Todo ser vivo possui “canais de comunicação”, ou seja, meios de receber informações do meio onde se encontra, e também de transmitir. Para receber informações, existem os cinco sentidos: a visão, a audição, o olfato, o tato e o paladar. Para enviar, cada espécie tem o seu próprio “jeitinho” – que pode incluir o uso de sons, expressões corporais, odores, etc.

Para os cachorros, a principal forma de receber informações é através da visão, seguido pela audição. Sendo animais sociais, boa parte da comunicação entre cães é baseada no uso da linguagem corporal e de sons.

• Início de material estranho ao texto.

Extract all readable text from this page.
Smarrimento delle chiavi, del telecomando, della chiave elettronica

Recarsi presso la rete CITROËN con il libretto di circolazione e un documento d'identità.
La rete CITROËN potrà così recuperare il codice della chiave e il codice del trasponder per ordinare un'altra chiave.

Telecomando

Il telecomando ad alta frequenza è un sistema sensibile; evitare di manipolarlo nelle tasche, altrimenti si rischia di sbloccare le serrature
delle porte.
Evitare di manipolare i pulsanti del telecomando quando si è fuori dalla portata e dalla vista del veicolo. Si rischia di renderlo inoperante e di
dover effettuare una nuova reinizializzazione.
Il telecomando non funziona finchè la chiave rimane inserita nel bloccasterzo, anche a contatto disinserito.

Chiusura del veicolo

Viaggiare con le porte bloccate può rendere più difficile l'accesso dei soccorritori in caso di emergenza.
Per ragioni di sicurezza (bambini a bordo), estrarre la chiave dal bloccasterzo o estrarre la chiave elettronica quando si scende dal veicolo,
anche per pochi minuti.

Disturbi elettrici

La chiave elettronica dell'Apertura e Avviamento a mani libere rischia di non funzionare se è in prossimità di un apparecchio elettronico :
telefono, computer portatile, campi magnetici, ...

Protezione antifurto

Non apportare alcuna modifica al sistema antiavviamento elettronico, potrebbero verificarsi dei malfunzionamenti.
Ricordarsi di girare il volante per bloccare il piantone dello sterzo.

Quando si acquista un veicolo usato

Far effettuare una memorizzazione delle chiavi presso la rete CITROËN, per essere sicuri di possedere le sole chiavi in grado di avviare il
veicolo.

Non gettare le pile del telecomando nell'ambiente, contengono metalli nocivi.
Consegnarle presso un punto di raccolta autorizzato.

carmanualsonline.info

O olfato apurado vem em terceiro lugar, sendo uma ferramenta importante para a caça, para a identificação de indivíduos (cada cão identifica seus companheiros pelo cheiro), e para a demarcação de territórios.

O sentido do olfato, entretanto, acaba sendo pouco usado pela maioria dos cães de companhia, já que ele deixa de ser essencial à sobrevivência. Eles ainda demarcam territórios e cheiram os bumbuns dos seus companheiros caninos, mas não precisam caçar, e nem realmente se preocupar se estão invadindo territórios alheios. O paladar e o tato apenas fornecem informações sobre coisas que já estão muito próximas, sendo necessário lamber, comer ou tocá-las.

A Perda  dos  Sentidos  e  As  Falhas  na  Comunicação

Os cães podem perder um ou mais sentidos por diversos motivos. A visão pode ser perdida por conta de uma catarata, um glaucoma, de infecções oculares, lesões neurológicas, e até mesmo pela perda acidental de um ou dos dois olhos. Já a audição tende a ser perdida devido à idade avançada, infecções, e acidentes que envolvam sons altos, por exemplo.

Muitos cães chegam à terceira idade com algum grau de cegueira, ou de surdez. A perda da visão ou da audição leva a inevitáveis problemas de comunicação para os cães, já que eles deixam de receber informações importantes do mundo à sua volta.

Um cão cego não tem como compreender a linguagem corporal dos seus companheiros caninos e humanos, já que não tem como vê-los. Ele pode ignorar sinais de aviso importantes, e acabar sendo atacado por outros cães. Por outro lado, ele próprio pode passar a ter reações agressivas diante de aproximações inesperadas, já que tem dificuldade para identificar quando alguém se aproxima dele, e quem é. O mundo pode se tornar assustador, conforme o cão se bate e tropeça em objetos, cai em buracos, e é constantemente surpreendido por pessoas ou animais que se aproximam sem avisar.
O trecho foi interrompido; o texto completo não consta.